The CFAA was passed in 1986 to control cybercrimes at a time when “cybercrime” meant hacking into financial institutions and doing the sort of white-collar damage that would later become synonymous with the latter half of the 2000s. For this reason, the penal discretion it affords judges is severe.
But consider a bit of context: The CFAA was signed into law five years before the World Wide Web existed, 15 years before the U.S. National Security Agency took any real interest in the Internet (which occurred after 9/11), 18 years before Facebook was founded, and 18 years before the hacker group Anonymous came to be (the group with which Hammond associated himself). To be tried under this almost three-decade-old act for hacking on the Internet today is to answer to a law written by a Congress that truly couldn’t have imagined modern cybercrimes. It is, in other words, to exist in a legal no-man’s land, right inside a U.S. Courthouse.

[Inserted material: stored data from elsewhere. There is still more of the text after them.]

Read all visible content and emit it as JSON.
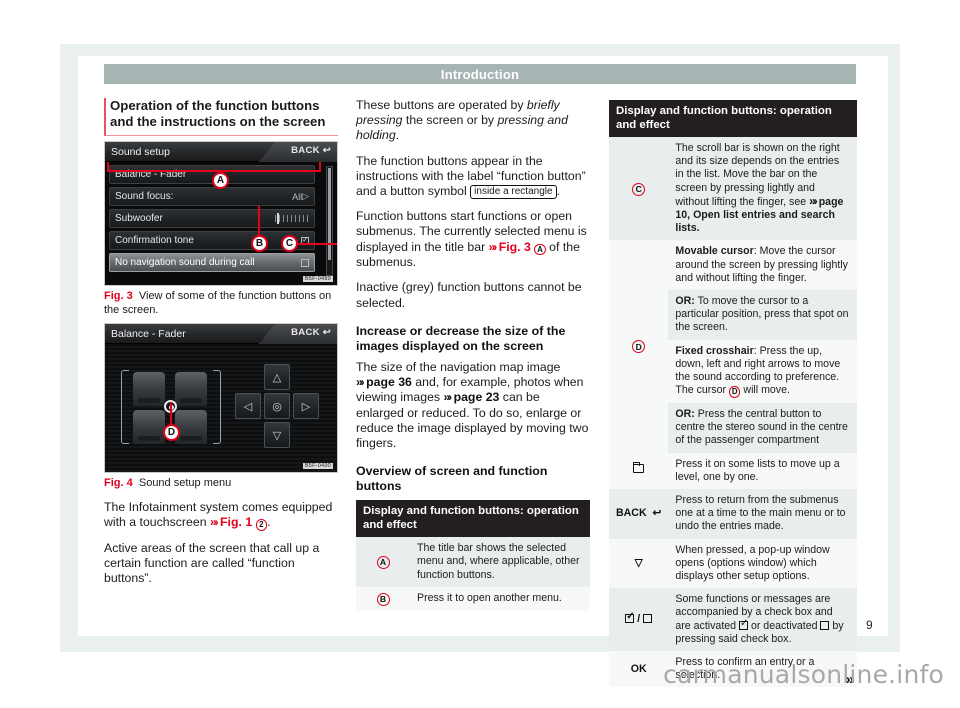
{
  "header": {
    "running_title": "Introduction"
  },
  "page_number": "9",
  "watermark": "carmanualsonline.info",
  "left_column": {
    "section_title": "Operation of the function buttons and the instructions on the screen",
    "fig3": {
      "screen": {
        "title": "Sound setup",
        "back_label": "BACK",
        "rows": [
          {
            "label": "Balance - Fader",
            "right": "",
            "selected": false
          },
          {
            "label": "Sound focus:",
            "right": "All",
            "selected": false
          },
          {
            "label": "Subwoofer",
            "right": "slider",
            "selected": false
          },
          {
            "label": "Confirmation tone",
            "right": "checkbox-on",
            "selected": false
          },
          {
            "label": "No navigation sound during call",
            "right": "checkbox-off",
            "selected": true
          }
        ],
        "image_code": "B5F-0489",
        "callouts": [
          "A",
          "B",
          "C"
        ]
      },
      "caption_number": "Fig. 3",
      "caption_text": "View of some of the function buttons on the screen."
    },
    "fig4": {
      "screen": {
        "title": "Balance - Fader",
        "back_label": "BACK",
        "image_code": "B5F-0490",
        "callouts": [
          "D"
        ]
      },
      "caption_number": "Fig. 4",
      "caption_text": "Sound setup menu"
    },
    "para_1_a": "The Infotainment system comes equipped with a touchscreen ",
    "para_1_ref": "Fig. 1",
    "para_1_callout": "2",
    "para_2": "Active areas of the screen that call up a certain function are called “function buttons”."
  },
  "mid_column": {
    "para_1_part1": "These buttons are operated by ",
    "para_1_it1": "briefly pressing",
    "para_1_part2": " the screen or by ",
    "para_1_it2": "pressing and holding",
    "para_1_part3": ".",
    "para_2_part1": "The function buttons appear in the instructions with the label “function button” and a button symbol ",
    "para_2_rect": "inside a rectangle",
    "para_2_part2": ".",
    "para_3_part1": "Function buttons start functions or open submenus. The currently selected menu is displayed in the title bar ",
    "para_3_ref": "Fig. 3",
    "para_3_callout": "A",
    "para_3_part2": " of the submenus.",
    "para_4": "Inactive (grey) function buttons cannot be selected.",
    "heading_2": "Increase or decrease the size of the images displayed on the screen",
    "para_5_part1": "The size of the navigation map image ",
    "para_5_ref1": "page 36",
    "para_5_part2": " and, for example, photos when viewing images ",
    "para_5_ref2": "page 23",
    "para_5_part3": " can be enlarged or reduced. To do so, enlarge or reduce the image displayed by moving two fingers.",
    "heading_3": "Overview of screen and function buttons",
    "table": {
      "header": "Display and function buttons: operation and effect",
      "rows": [
        {
          "symbol": "A",
          "symbol_type": "circle",
          "text": "The title bar shows the selected menu and, where applicable, other function buttons."
        },
        {
          "symbol": "B",
          "symbol_type": "circle",
          "text": "Press it to open another menu."
        }
      ]
    }
  },
  "right_column": {
    "table": {
      "header": "Display and function buttons: operation and effect",
      "rows": [
        {
          "symbol": "C",
          "symbol_type": "circle",
          "blocks": [
            {
              "lead": "",
              "text": "The scroll bar is shown on the right and its size depends on the entries in the list. Move the bar on the screen by pressing lightly and without lifting the finger, see ",
              "ref": "page 10,",
              "tail": " Open list entries and search lists."
            }
          ]
        },
        {
          "symbol": "D",
          "symbol_type": "circle",
          "blocks": [
            {
              "lead": "Movable cursor",
              "text": ": Move the cursor around the screen by pressing lightly and without lifting the finger."
            },
            {
              "lead": "OR:",
              "text": " To move the cursor to a particular position, press that spot on the screen."
            },
            {
              "lead": "Fixed crosshair",
              "text": ": Press the up, down, left and right arrows to move the sound according to preference. The cursor ",
              "inline_callout": "D",
              "tail": " will move."
            },
            {
              "lead": "OR:",
              "text": " Press the central button to centre the stereo sound in the centre of the passenger compartment"
            }
          ]
        },
        {
          "symbol": "folder",
          "symbol_type": "icon",
          "text": "Press it on some lists to move up a level, one by one."
        },
        {
          "symbol": "BACK",
          "symbol_type": "back",
          "text": "Press to return from the submenus one at a time to the main menu or to undo the entries made."
        },
        {
          "symbol": "▽",
          "symbol_type": "glyph",
          "text": "When pressed, a pop-up window opens (options window) which displays other setup options."
        },
        {
          "symbol": "checkbox",
          "symbol_type": "checkbox",
          "text": "Some functions or messages are accompanied by a check box and are activated  or deactivated  by pressing said check box."
        },
        {
          "symbol": "OK",
          "symbol_type": "text",
          "text": "Press to confirm an entry or a selection."
        }
      ]
    },
    "continue_marker": "»"
  }
}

During Hammond’s sentencing, the defense raised this very point again and again. Technology, they argued, had simply moved faster than the law. And this couldn’t be more true. As Electronic Frontier Foundation attorney Hanni Fakhoury told me over the phone the day before the sentence: “In the Internet world punishment is far more draconian.” Hammond, Fakhoury said, clearly broke the law. “But do we equate that behavior with financial fraud? I think we shouldn’t.” Yet we do: In April, the very same U.S. District Court in New York City sentenced a man who fraudulently billed Medicare for over $100 million to 125 months in prison—only five more months than Hammond received.

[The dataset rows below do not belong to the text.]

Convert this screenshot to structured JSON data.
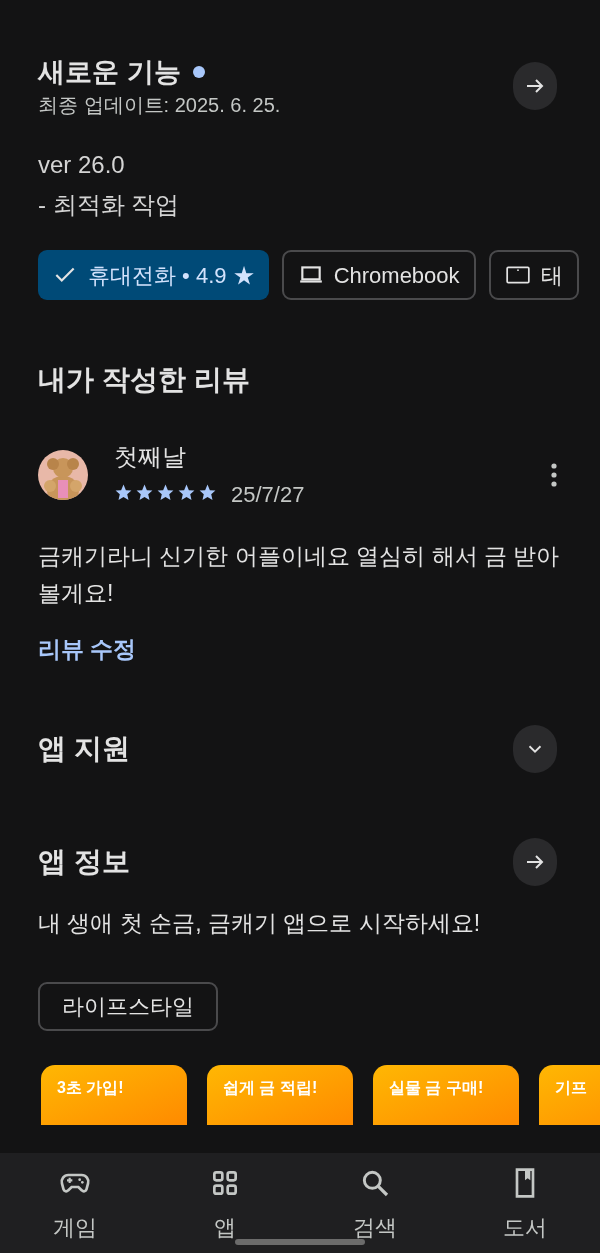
{
  "whats_new": {
    "title": "새로운 기능",
    "new_badge": true,
    "updated": "최종 업데이트: 2025. 6. 25.",
    "notes": [
      "ver 26.0",
      "- 최적화 작업"
    ]
  },
  "device_chips": [
    {
      "label": "휴대전화 • 4.9 ★",
      "selected": true
    },
    {
      "kind": "laptop",
      "label": "Chromebook",
      "selected": false
    },
    {
      "kind": "tablet",
      "label": "태",
      "selected": false
    }
  ],
  "my_review": {
    "heading": "내가 작성한 리뷰",
    "author": "첫째날",
    "stars": 5,
    "date": "25/7/27",
    "text": "금캐기라니 신기한 어플이네요 열심히 해서 금 받아볼게요!",
    "edit_link": "리뷰 수정"
  },
  "app_support": {
    "heading": "앱 지원",
    "expanded": false
  },
  "app_info": {
    "heading": "앱 정보",
    "description": "내 생애 첫 순금, 금캐기 앱으로 시작하세요!",
    "tags": [
      "라이프스타일"
    ]
  },
  "screenshots": [
    {
      "caption": "3초 가입!"
    },
    {
      "caption": "쉽게 금 적립!"
    },
    {
      "caption": "실물 금 구매!"
    },
    {
      "caption": "기프"
    }
  ],
  "bottom_nav": [
    {
      "kind": "games",
      "label": "게임",
      "selected": false
    },
    {
      "kind": "apps",
      "label": "앱",
      "selected": false
    },
    {
      "kind": "search",
      "label": "검색",
      "selected": false
    },
    {
      "kind": "books",
      "label": "도서",
      "selected": false
    }
  ]
}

This happens, of course, because the two crimes are understood by the court to be the same crime—a violation of the CFAA. And so all that remains is for the judge to decide the sentence, which, as in Hammond’s case, ends up coming down to a question of intent. The Medicare defrauder got 10 years because, quite simply, there is no dignified way to illegally extract $100 million dollars from a national health program. Hammond got his 10 years because, the judge deemed (perhaps not wrongly) that his wasn’t an act of civil disobedience. But should one ever receive 10 years for hacking into securities corporations?
“It shows you how harsh American sentencing is, how we treat computer crimes,” Fakhoury said. “We have a problem.” Simply put: we’ve so far been operating on the notion that hacking is hacking, no matter the consequences. The only difference is some people see hacking as a scourge; others see it as the future.